A bill that would prevent insurance companies from using routine doctor requests to reopen the cases of injured workers and deny previously approved care passed a key California senate committee Wednesday.
The legislation addresses a concern that a workers' compensation law passed in 2012 was being used to cut off expensive but vital medical care—a problem highlighted in an investigation by ProPublica and NPR last month.
The 2012 law instituted a new medical review process that was intended to streamline disputes over care by having them be decided by independent doctors, not judges. But the change has also resulted in tens of thousands of injured workers being denied treatments their physicians recommended, according to data from the state and research groups. Attorneys and doctors for injured workers say the law has also made insurers more aggressive in seeking second opinions for care that had already been approved, resulting in denials ranging from routine prescription refills to ongoing home health care.
In one case featured by ProPublica and NPR, Travelers Insurance withdrew the home health aide provided to Joel Ramirez, a paralyzed warehouse worker, leaving him with no one to help him transfer out of his wheelchair or clean up after soiling himself.

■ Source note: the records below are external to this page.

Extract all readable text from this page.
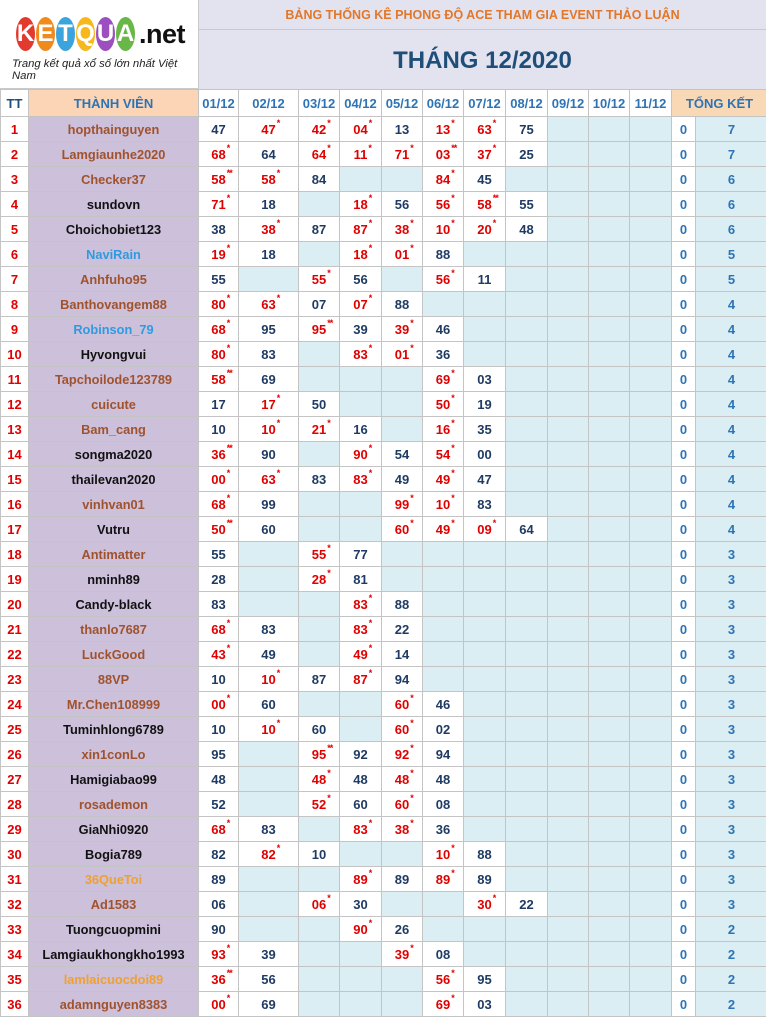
K E T Q U A .net
Trang kết quả xổ số lớn nhất Việt Nam
BẢNG THỐNG KÊ PHONG ĐỘ ACE THAM GIA EVENT THẢO LUẬN
THÁNG 12/2020
TT	THÀNH VIÊN	01/12	02/12	03/12	04/12	05/12	06/12	07/12	08/12	09/12	10/12	11/12	TỔNG KẾT	
1	hopthainguyen	47	47 *	42 *	04 *	13	13 *	63 *	75				0	7
2	Lamgiaunhe2020	68 *	64	64 *	11 *	71 *	03 **	37 *	25				0	7
3	Checker37	58 **	58 *	84			84 *	45					0	6
4	sundovn	71 *	18		18 *	56	56 *	58 **	55				0	6
5	Choichobiet123	38	38 *	87	87 *	38 *	10 *	20 *	48				0	6
6	NaviRain	19 *	18		18 *	01 *	88						0	5
7	Anhfuho95	55		55 *	56		56 *	11					0	5
8	Banthovangem88	80 *	63 *	07	07 *	88							0	4
9	Robinson_79	68 *	95	95 **	39	39 *	46						0	4
10	Hyvongvui	80 *	83		83 *	01 *	36						0	4
11	Tapchoilode123789	58 **	69				69 *	03					0	4
12	cuicute	17	17 *	50			50 *	19					0	4
13	Bam_cang	10	10 *	21 *	16		16 *	35					0	4
14	songma2020	36 **	90		90 *	54	54 *	00					0	4
15	thailevan2020	00 *	63 *	83	83 *	49	49 *	47					0	4
16	vinhvan01	68 *	99			99 *	10 *	83					0	4
17	Vutru	50 **	60			60 *	49 *	09 *	64				0	4
18	Antimatter	55		55 *	77								0	3
19	nminh89	28		28 *	81								0	3
20	Candy-black	83			83 *	88							0	3
21	thanlo7687	68 *	83		83 *	22							0	3
22	LuckGood	43 *	49		49 *	14							0	3
23	88VP	10	10 *	87	87 *	94							0	3
24	Mr.Chen108999	00 *	60			60 *	46						0	3
25	Tuminhlong6789	10	10 *	60		60 *	02						0	3
26	xin1conLo	95		95 **	92	92 *	94						0	3
27	Hamigiabao99	48		48 *	48	48 *	48						0	3
28	rosademon	52		52 *	60	60 *	08						0	3
29	GiaNhi0920	68 *	83		83 *	38 *	36						0	3
30	Bogia789	82	82 *	10			10 *	88					0	3
31	36QueToi	89			89 *	89	89 *	89					0	3
32	Ad1583	06		06 *	30			30 *	22				0	3
33	Tuongcuopmini	90			90 *	26							0	2
34	Lamgiaukhongkho1993	93 *	39			39 *	08						0	2
35	lamlaicuocdoi89	36 **	56				56 *	95					0	2
36	adamnguyen8383	00 *	69				69 *	03					0	2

The bill, authored by Sen. Richard Pan, D-Sacramento, would prohibit insurance companies from reviewing medical treatments that have already been agreed upon or approved by a judge unless there has been a change in the workers' condition or the treatment is deemed unsafe.
The legislation "ensures that these injured workers cannot be abruptly and harmfully cut off from care," Pan said at the hearing before the labor and industrial relations committee. Under the bill, an employer or insurer can have a doctor review a case if it believes a treatment is no longer appropriate based on medical evidence and treatment guidelines. But it cannot withdraw care until an independent medical review is completed and an alternative treatment is provided—unlike what happened to Ramirez.
The new bill faces opposition from a number of industry and insurance groups. The California Chamber of Commerce labeled the bill a "job killer" and said it would increase costs on employers and subvert the reforms put in place in 2012. In addition, the chamber said, the bill could lead to inappropriate medical care by removing an important check on the long-term use of addictive painkillers.
Jason Schmelzer of the California Coalition on Workers' Compensation, which represents business and insurance interests, said the issue needs to be studied more "so the injured worker receives treatment quickly, but is still protected from unnecessary and potentially harmful treatment."
The bill is sponsored by the California Medical Association, which represents physicians and surgeons. The group cited ProPublica and NPR's reporting as well as a survey it conducted last year showing increased frustration with medical reviews following the 2012 reforms.
Two-thirds of physicians who responded to the survey reported difficulties in getting authorization for medical treatments and more than half said the greatest problem was inappropriate denials of medically necessary care.
The survey results contrast starkly with research by the California Workers' Compensation Institute, an insurance research group. The institute found that nearly all injured workers in California receive the treatment their doctors recommend and only 25 percent of treatment requests face reviews by insurance company doctors. But about 90 percent of the requests that reach the final stage of the new medical review process are denied, the institute found.
Worker advocates argue that the insurance institute's study distorts the picture because the vast majority of claims are for minor injuries, requiring basic medical care such as stitches or bandages. By grouping all claims together, they say, the institute is hiding that the denied care often involves the more expensive, complicated cases of severely injured workers.